5.  **Training a Decision Tree Model:**
    *   Import the `DecisionTreeClassifier` from scikit-learn.
    *   Instantiate the model. Start with default hyperparameters or values based on domain knowledge or initial exploration.
    *   Train the model using the training data (`fit(X_train, y_train)`).

6.  **Hyperparameter Tuning:**
    *   **Identify Key Hyperparameters:** Focus on hyperparameters that control the complexity of the tree, such as:
        *   `max_depth`: The maximum depth of the tree.
        *   `min_samples_split`: The minimum number of samples required to split an internal node.
        *   `min_samples_leaf`: The minimum number of samples required to be at a leaf node.
        *   `criterion`: The function to measure the quality of a split (Gini impurity or entropy).
    *   **Choose Tuning Method:**
        *   **Grid Search:** Exhaustively searches over a specified range of hyperparameter values.
        *   **Random Search:** Randomly samples hyperparameter values from a specified distribution. Often more efficient than grid search for large search spaces.
        *   **Cross-Validation:** Use cross-validation (e.g., k-fold cross-validation) during tuning to get a more robust estimate of the model's performance for each set of hyperparameters.
    *   **Implement Tuning:** Use `GridSearchCV` or `RandomizedSearchCV` from scikit-learn to find the best combination of hyperparameters based on a chosen evaluation metric (e.g., accuracy, precision, recall, F1-score, AUC, depending on the business problem and class imbalance).
    *   **Select Best Model:** Choose the model with the best performance on the validation set (or cross-validation) as the final model.

7.  **Evaluating Model Performance:**
    *   Evaluate the performance of the best model on the unseen test set using appropriate evaluation metrics.

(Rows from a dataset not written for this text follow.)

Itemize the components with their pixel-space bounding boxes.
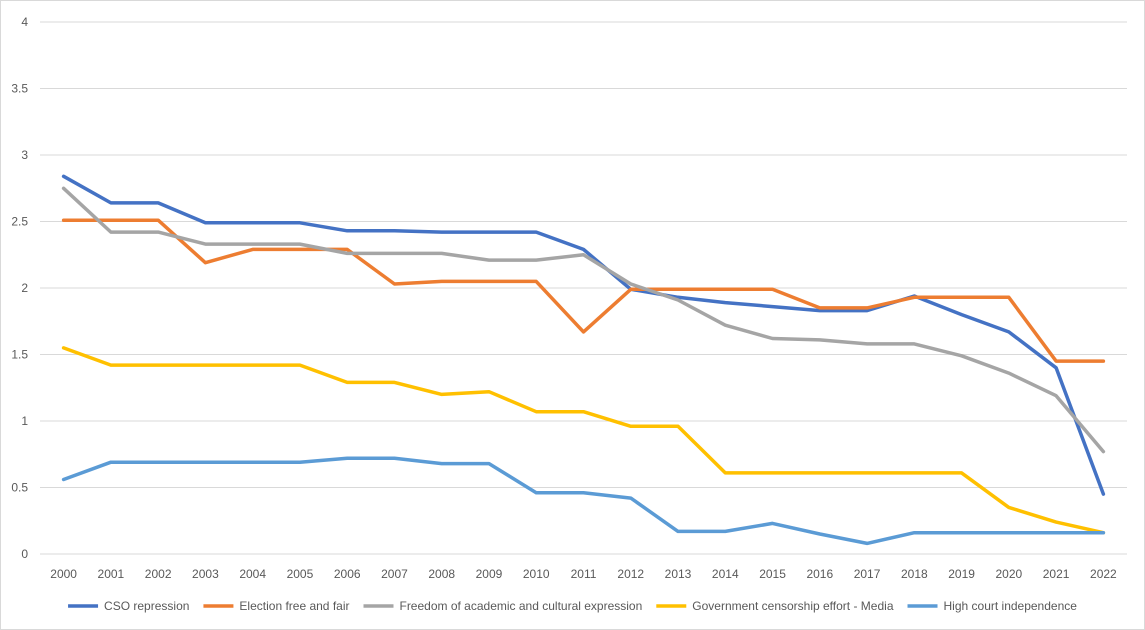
legend-label: Election free and fair — [239, 599, 349, 613]
x-tick-label: 2015 — [759, 567, 786, 581]
y-tick-label: 1.5 — [11, 348, 28, 362]
x-tick-label: 2004 — [239, 567, 266, 581]
x-tick-label: 2005 — [287, 567, 314, 581]
y-tick-label: 1 — [21, 414, 28, 428]
x-tick-label: 2008 — [428, 567, 455, 581]
x-tick-label: 2000 — [50, 567, 77, 581]
y-tick-label: 4 — [21, 15, 28, 29]
x-tick-label: 2011 — [571, 567, 597, 581]
series-line-4 — [61, 346, 1106, 535]
y-axis-tick-labels: 0 0.5 1 1.5 2 2.5 3 3.5 4 — [11, 15, 28, 561]
x-tick-label: 2013 — [665, 567, 692, 581]
x-tick-label: 2016 — [806, 567, 833, 581]
x-tick-label: 2009 — [476, 567, 503, 581]
legend-label: High court independence — [944, 599, 1078, 613]
legend: CSO repression Election free and fair Free… — [68, 599, 1077, 613]
x-tick-label: 2010 — [523, 567, 550, 581]
x-tick-label: 2018 — [901, 567, 928, 581]
y-tick-label: 2 — [21, 281, 28, 295]
legend-label: Freedom of academic and cultural express… — [399, 599, 642, 613]
series-line-2 — [61, 218, 1106, 363]
x-tick-label: 2022 — [1090, 567, 1117, 581]
legend-label: CSO repression — [104, 599, 189, 613]
series-line-1 — [61, 174, 1106, 496]
x-tick-label: 2003 — [192, 567, 219, 581]
x-tick-label: 2001 — [98, 567, 125, 581]
x-tick-label: 2006 — [334, 567, 361, 581]
x-tick-label: 2014 — [712, 567, 739, 581]
x-tick-label: 2021 — [1043, 567, 1070, 581]
series-line-5 — [61, 456, 1106, 546]
x-tick-label: 2002 — [145, 567, 172, 581]
x-tick-label: 2012 — [617, 567, 644, 581]
y-tick-label: 2.5 — [11, 215, 28, 229]
y-tick-label: 0 — [21, 547, 28, 561]
series-line-3 — [61, 186, 1106, 454]
x-tick-label: 2017 — [854, 567, 881, 581]
x-tick-label: 2007 — [381, 567, 408, 581]
y-tick-label: 0.5 — [11, 481, 28, 495]
series-lines — [61, 174, 1106, 546]
x-tick-label: 2019 — [948, 567, 975, 581]
y-tick-label: 3 — [21, 148, 28, 162]
legend-label: Government censorship effort - Media — [692, 599, 894, 613]
x-axis-tick-labels: 2000 2001 2002 2003 2004 2005 2006 2007 2008 2009… — [50, 567, 1117, 581]
x-tick-label: 2020 — [995, 567, 1022, 581]
y-tick-label: 3.5 — [11, 82, 28, 96]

For disease prediction, common metrics include:
        *   **Accuracy:** Overall percentage of correct predictions.
        *   **Precision:** Of all patients predicted to have the disease, what percentage actually have it? (Minimizes false positives).
        *   **Recall (Sensitivity):** Of all patients who actually have the disease, what percentage were correctly identified? (Minimizes false negatives).
        *   **F1-Score:** The harmonic mean of precision and recall, providing a balance between the two.
        *   **AUC (Area Under the ROC Curve):** Measures the model's ability to distinguish between positive and negative classes.
        *   **Confusion Matrix:** A table summarizing the prediction results, showing true positives, true negatives, false positives, and false negatives.
    *   Analyze the results in the context of the business problem to understand the model's strengths and weaknesses.

### Business Value in a Real-World Setting:

A Decision Tree model for disease prediction in a healthcare company could provide significant business value:

*   **Early Detection and Intervention:** Identifying patients at high risk of developing a disease allows for earlier intervention, potentially leading to better patient outcomes, reduced treatment costs, and improved quality of life.
*   **Resource Allocation:** The model can help healthcare providers prioritize resources by identifying patients who require more immediate attention or specialized care.
*   **Personalized Treatment Plans:** Understanding the factors that contribute to disease risk for individual patients can help in developing more personalized and effective treatment plans.
*   **Cost Reduction:** By enabling early detection and targeted interventions, the model can help reduce the overall cost of healthcare by preventing the progression of diseases and minimizing the need for more expensive treatments later on.
*   **Improved Patient Management:** The model can support healthcare professionals in making more informed decisions about patient management, leading to improved efficiency and effectiveness of care delivery.
*   **Research and Insights:** The feature importances from the Decision Tree can provide valuable insights into the key factors associated with the disease, which can inform further research and understanding of the disease mechanisms.
*   **Risk Stratification:** Patients can be stratified into different risk categories based on the model's predictions, allowing for tailored monitoring and preventative measures.